Dans l’interview qu’il a accordé au journal suisse “La Liberté”, Jean-Michel Carré explique la thèse de son film : on nous a tous menti ! Les autorités russes et américaines se sont liguées pour cacher au public la vérité !

Que les exercices soient "entourés" par des navires et sous-marins espions, jusque là, rien de nouveau ou d’extraordinaire.

En revanche, la suite de la thèse du cinéaste prend des allures de roman.

 Des anomalies magnétiques

Selon lui, des anomalies magnétiques pourraient avoir compliqué le travail des sonars. Or, tout spécialiste vous dira que le magnétisme n’a aucune influence sur la détection des sons émis par un sous-marin. La différence de salinité, l’immersion, les bruits émis par les autres bâtiments ou par les animaux marins, voire celui des vagues peuvent perturber la détection d’un sous-marin qui fait peu de bruit.

Or, ici, les deux sous-marins étaient censés être proches l’un de l’autre puisqu’ils se seraient abordés ! Les perturbations à faible distance sont négligeables.

Et en même temps, ces anomalies magnétiques ne perturbent pas les équipements de détection russes qui indiquent des masses métalliques de 8 à 9000 t. En passant, le cinéaste fait une erreur de taille : le Toledo ne déplace que 6.900 t en plongée !

 Manoeuvrabilité

Un sous-marin de la taille du Koursk est probablement difficile à manoeuvrer par petits fonds. En revanche, les sous-marins d’attaque américains sont connus pour leur maniabilité (l’auteur prétend d’ailleurs que c’est le Toledo, le SNA américain, qui heurte le Koursk !). Et puisqu’on aborde ce sujet, où se trouvent les traces de l’abordage entre le Koursk et le Toledo ? A ma connaissance, aucun rapport, aucun article, aucune photo ne parle ou ne montre de trace pouvant résulter de l’abordage par un sous-marin, quelque soit sa nationalité.

 Une boîte de conserve

Les torpilles du Koursk ont explosé, causant la destruction complète de la salle des torpilles. Malgré tout, le cinéaste et son "conseiller" prétendent arriver à voir un trou bien rond dans lequel ils reconnaissent l’impact d’une torpille américaine. Que l’uranium appauvri soit un métal très dur, certes, de là à dire qu’il arrive à pénétrer dans la double coque du Koursk "comme dans une boîte de conserve", il y a tout de même un pas que la résistance des coques à l’immersion maximale où vont les sous-marins (généralement plus de 300 mètres, le cinéaste parle de 1.000 m) ne permet pas de franchir !

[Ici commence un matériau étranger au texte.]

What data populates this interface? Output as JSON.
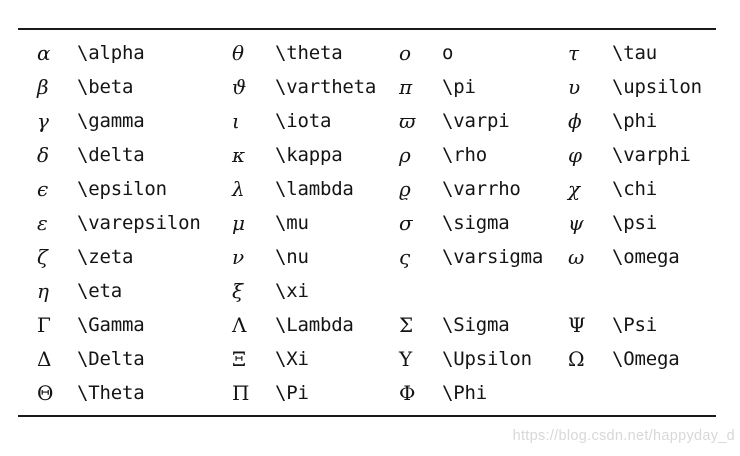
{
  "table": {
    "description": "Greek letters and their LaTeX commands",
    "rows": [
      [
        {
          "sym": "α",
          "cmd": "\\alpha"
        },
        {
          "sym": "θ",
          "cmd": "\\theta"
        },
        {
          "sym": "o",
          "cmd": "o"
        },
        {
          "sym": "τ",
          "cmd": "\\tau"
        }
      ],
      [
        {
          "sym": "β",
          "cmd": "\\beta"
        },
        {
          "sym": "ϑ",
          "cmd": "\\vartheta"
        },
        {
          "sym": "π",
          "cmd": "\\pi"
        },
        {
          "sym": "υ",
          "cmd": "\\upsilon"
        }
      ],
      [
        {
          "sym": "γ",
          "cmd": "\\gamma"
        },
        {
          "sym": "ι",
          "cmd": "\\iota"
        },
        {
          "sym": "ϖ",
          "cmd": "\\varpi"
        },
        {
          "sym": "ϕ",
          "cmd": "\\phi"
        }
      ],
      [
        {
          "sym": "δ",
          "cmd": "\\delta"
        },
        {
          "sym": "κ",
          "cmd": "\\kappa"
        },
        {
          "sym": "ρ",
          "cmd": "\\rho"
        },
        {
          "sym": "φ",
          "cmd": "\\varphi"
        }
      ],
      [
        {
          "sym": "ϵ",
          "cmd": "\\epsilon"
        },
        {
          "sym": "λ",
          "cmd": "\\lambda"
        },
        {
          "sym": "ϱ",
          "cmd": "\\varrho"
        },
        {
          "sym": "χ",
          "cmd": "\\chi"
        }
      ],
      [
        {
          "sym": "ε",
          "cmd": "\\varepsilon"
        },
        {
          "sym": "μ",
          "cmd": "\\mu"
        },
        {
          "sym": "σ",
          "cmd": "\\sigma"
        },
        {
          "sym": "ψ",
          "cmd": "\\psi"
        }
      ],
      [
        {
          "sym": "ζ",
          "cmd": "\\zeta"
        },
        {
          "sym": "ν",
          "cmd": "\\nu"
        },
        {
          "sym": "ς",
          "cmd": "\\varsigma"
        },
        {
          "sym": "ω",
          "cmd": "\\omega"
        }
      ],
      [
        {
          "sym": "η",
          "cmd": "\\eta"
        },
        {
          "sym": "ξ",
          "cmd": "\\xi"
        },
        null,
        null
      ],
      [
        {
          "sym": "Γ",
          "cmd": "\\Gamma"
        },
        {
          "sym": "Λ",
          "cmd": "\\Lambda"
        },
        {
          "sym": "Σ",
          "cmd": "\\Sigma"
        },
        {
          "sym": "Ψ",
          "cmd": "\\Psi"
        }
      ],
      [
        {
          "sym": "Δ",
          "cmd": "\\Delta"
        },
        {
          "sym": "Ξ",
          "cmd": "\\Xi"
        },
        {
          "sym": "Υ",
          "cmd": "\\Upsilon"
        },
        {
          "sym": "Ω",
          "cmd": "\\Omega"
        }
      ],
      [
        {
          "sym": "Θ",
          "cmd": "\\Theta"
        },
        {
          "sym": "Π",
          "cmd": "\\Pi"
        },
        {
          "sym": "Φ",
          "cmd": "\\Phi"
        },
        null
      ]
    ]
  },
  "watermark": {
    "text": "https://blog.csdn.net/happyday_d"
  },
  "colors": {
    "text": "#141414",
    "rule": "#1a1a1a",
    "watermark": "#d8d8d8",
    "background": "#ffffff"
  }
}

Une torpille peut exploser de deux manières :
 à l’impact, la coque est alors enfoncée, comme par un énorme coup de poing (les dégâts sont donc plus grands sur la coque externe que sur la coque interne),
 par influence magnétique, la torpille casse littéralement sa cible en deux en la soulevant puis la laissant retomber dans la bulle de gaz causée par l’explosion.

Il est donc impossible qu’une torpille puisse pénétrer dans la double coque du Koursk "comme dans une boîte de conserve".

 Empêcher la vente à la Chine

Enfin, cerise sur le gateau, cette mise en scène aurait été montée, à l’origine, pour empêcher les Russes de vendre une torpille aux Chinois ! Jean-Michel Carré semble ignorer tout de la manière dont les états se vendent des armes. La décision est prise au plus haut niveau, certainement pas par des militaires venant observer des manoeuvres.

Comment la présence des Américains dans la zone d’exercice aurait-elle pû empêcher la vente ? Pourquoi les Américains auraient-ils pris le risque de pénétrer dans cette zone dangereuse au risque d’être pris pour cible par cette torpille [1] ?

L’hypothèse émise par Jean-Michel Carré est basée sur un postulat faux : comment imaginer que plusieurs sous-marins américains aient réussi à se glisser à quelques mètres du Koursk sans se faire détecter ? Je sais que les sonars américains sont les meilleurs [2], mais le Koursk (et les frégates autour de lui qui étaient en émission sonar active) n’aurait pas manqué de détecter deux cibles à moins d’un kilomètre !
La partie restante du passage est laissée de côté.